El Faldón and the girl pressed their ears against the door and heard him lie down.

“Thanks, most holy Mother! At last he has settled down. When he gets up he’ll be calmer and will see things differently.”

El Faldón laughed sarcastically.

The girl commented: “He’ll be quieter and will realize that he can go on living blind and even be happy.”

The two turned to bringing a little order into the room.

“It would be good to saddle a horse, Faldón, and go and tell Don Félix. Unless it would be better to tell Don Severo.”

“Don Severo is in the main camp, which is nearer—but it’s already very late. I’ll go the first thing tomorrow morning.”

At that moment they heard a shot. They both rushed forward, bursting open the door that Don Acacio had closed. They found him with a bullet in his head.

“Holy God!” the girl shouted, horrified. “But where did he find the pistol? I took care not to leave one within his reach in the office.”

El Faldón went up to an iron-bound wooden trunk that stood open near the body. It contained letters, documents, some books, a number of little sacks full of coins, two loaded revolvers, and six boxes of cartridges.

“Now I know why he wanted to lie down,” said the girl. “Just for that! Unfortunately, I didn’t know that he had a pistol there. I never stuck my nose into his affairs during the two years that I’ve been with him. Believe me, Faldón, I loved him a lot.”

She knelt down, caressed the dead man’s face, and with the foreman’s help straightened the body out decently on the bed.

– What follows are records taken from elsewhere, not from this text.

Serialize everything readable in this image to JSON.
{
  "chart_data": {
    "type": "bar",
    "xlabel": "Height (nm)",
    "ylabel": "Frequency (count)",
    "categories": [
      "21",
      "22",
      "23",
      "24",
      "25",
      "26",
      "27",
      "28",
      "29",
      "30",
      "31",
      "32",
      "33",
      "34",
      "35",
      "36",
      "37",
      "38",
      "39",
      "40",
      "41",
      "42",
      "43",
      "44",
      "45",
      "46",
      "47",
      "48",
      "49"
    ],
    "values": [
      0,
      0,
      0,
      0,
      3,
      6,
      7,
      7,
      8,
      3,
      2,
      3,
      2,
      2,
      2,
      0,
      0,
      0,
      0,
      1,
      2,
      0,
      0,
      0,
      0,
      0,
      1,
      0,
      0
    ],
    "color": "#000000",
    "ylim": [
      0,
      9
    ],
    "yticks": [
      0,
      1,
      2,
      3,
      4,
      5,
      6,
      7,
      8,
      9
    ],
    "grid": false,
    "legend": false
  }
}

“Yes, I loved him very much,” she repeated. “I loved him from the first day.”

She wept disconsolately and remained kneeling, holding one of Don Acacio’s hands between hers.

El Faldón left. Then she went to look for a jar of water and a towel and began to lay out the corpse. She crossed the hands on the chest. She took the crucifix that was suspended from his neck and put it on the body. Finally she pulled the bed toward the middle of the room and put candles around it on chairs and boxes. She covered the face with a black shawl and sat down, weeping and mechanically passing through her fingers the beads of her rosary.